Que la condamnation fasse suite à une convocation par officier de police judiciaire, à une citation directe devant le tribunal correctionnel ou à un renvoi après instruction, dont les décisions se contestent par une autre voie de recours, la logique reste la même : l'appel se décide vite, mais jamais sans avoir relu le jugement.
Cet article expose des règles générales et ne vaut pas consultation ; chaque jugement a ses mentions et ses particularités. Le cabinet, avocat en droit pénal à Paris, peut être joint au 01 85 61 17 00, y compris dans l'urgence du délai. Vous pouvez également transmettre votre jugement au cabinet pour un examen de sa portée et des voies ouvertes.
Questions fréquentes
Quel est le délai pour faire appel d'un jugement correctionnel ?

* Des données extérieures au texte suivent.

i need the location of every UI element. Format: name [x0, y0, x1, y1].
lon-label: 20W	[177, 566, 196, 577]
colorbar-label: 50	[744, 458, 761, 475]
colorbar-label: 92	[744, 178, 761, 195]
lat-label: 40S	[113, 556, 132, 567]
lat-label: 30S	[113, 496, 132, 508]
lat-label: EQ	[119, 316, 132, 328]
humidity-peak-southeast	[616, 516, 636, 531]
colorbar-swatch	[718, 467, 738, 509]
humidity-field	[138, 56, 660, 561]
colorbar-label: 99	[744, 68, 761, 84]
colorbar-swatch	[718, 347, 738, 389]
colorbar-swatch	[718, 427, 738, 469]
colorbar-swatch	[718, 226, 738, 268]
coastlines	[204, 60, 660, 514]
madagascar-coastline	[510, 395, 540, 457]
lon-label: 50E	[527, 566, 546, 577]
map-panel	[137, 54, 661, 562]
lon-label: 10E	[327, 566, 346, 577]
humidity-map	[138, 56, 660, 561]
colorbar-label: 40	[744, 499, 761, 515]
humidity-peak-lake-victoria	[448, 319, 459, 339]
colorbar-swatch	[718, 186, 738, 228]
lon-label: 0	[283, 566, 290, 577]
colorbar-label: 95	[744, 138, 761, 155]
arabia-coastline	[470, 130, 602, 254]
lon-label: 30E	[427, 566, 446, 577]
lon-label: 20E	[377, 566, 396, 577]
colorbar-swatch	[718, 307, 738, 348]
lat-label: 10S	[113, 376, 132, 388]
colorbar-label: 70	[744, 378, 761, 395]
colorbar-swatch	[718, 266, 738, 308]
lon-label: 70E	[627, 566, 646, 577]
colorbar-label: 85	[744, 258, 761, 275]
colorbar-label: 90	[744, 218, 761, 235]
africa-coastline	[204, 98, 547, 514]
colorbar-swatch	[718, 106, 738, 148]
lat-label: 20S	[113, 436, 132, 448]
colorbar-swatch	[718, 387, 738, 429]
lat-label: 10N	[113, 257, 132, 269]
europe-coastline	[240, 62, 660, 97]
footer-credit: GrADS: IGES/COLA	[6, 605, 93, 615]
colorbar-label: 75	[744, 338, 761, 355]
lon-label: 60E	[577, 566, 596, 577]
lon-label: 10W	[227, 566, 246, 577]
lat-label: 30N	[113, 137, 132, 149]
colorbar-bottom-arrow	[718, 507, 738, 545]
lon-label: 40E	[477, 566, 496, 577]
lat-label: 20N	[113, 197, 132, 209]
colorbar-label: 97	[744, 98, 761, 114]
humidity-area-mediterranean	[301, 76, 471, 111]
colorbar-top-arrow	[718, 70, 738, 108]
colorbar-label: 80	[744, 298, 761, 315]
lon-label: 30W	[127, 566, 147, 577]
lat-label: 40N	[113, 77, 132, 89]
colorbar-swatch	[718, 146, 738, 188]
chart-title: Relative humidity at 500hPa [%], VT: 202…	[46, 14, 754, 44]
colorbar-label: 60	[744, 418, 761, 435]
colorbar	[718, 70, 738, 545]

Dix jours à compter du prononcé du jugement contradictoire, aux termes de l'article 498 du Code de procédure pénale. Le délai ne part de la signification que dans trois hypothèses limitatives, notamment lorsque la partie n'était ni présente ni représentée au prononcé sans avoir été informée de la date. Passé ce délai, l'appel peut faire l'objet d'une ordonnance de non-admission.
Peut-on être condamné plus lourdement en appel ?
Oui, dès que le ministère public a lui aussi fait appel. L'article 515 interdit d'aggraver le sort de l'appelant sur son seul appel, mais le parquet dispose de cinq jours supplémentaires pour former un appel incident, et le procureur général de vingt jours. La décision de faire appel se prend donc en connaissance de ce risque, pas après l'avoir découvert.
La peine s'exécute-t-elle pendant l'appel ?
En principe non : l'article 506 prévoit qu'il est sursis à l'exécution du jugement pendant les délais d'appel et durant l'instance d'appel. Ce texte réserve toutefois plusieurs exceptions expresses, parmi lesquelles le mandat de dépôt ou d'arrêt décerné par le tribunal à l'audience. Une personne peut donc être incarcérée alors même qu'elle a fait appel.
Peut-on limiter son appel aux seules peines prononcées ?
Oui, et la loi du 9 juillet 2025 a assoupli ce mécanisme. La déclaration peut préciser la portée de l'appel ; à défaut, il porte sur l'intégralité de la décision. Le prévenu qui a limité son appel aux peines peut revenir sur cette limitation dans un délai d'un mois, ou à l'audience si l'affaire est appelée avant.
Faut-il un avocat pour déclarer l'appel ?
La déclaration peut être signée par l'appelant lui-même, par un avocat ou par un fondé de pouvoir spécial. Rien n'impose donc l'avocat pour l'acte matériel. La question utile est ailleurs : la portée de l'appel, l'évaluation du risque d'appel du parquet et la stratégie devant la cour se décident avant de signer, pas après.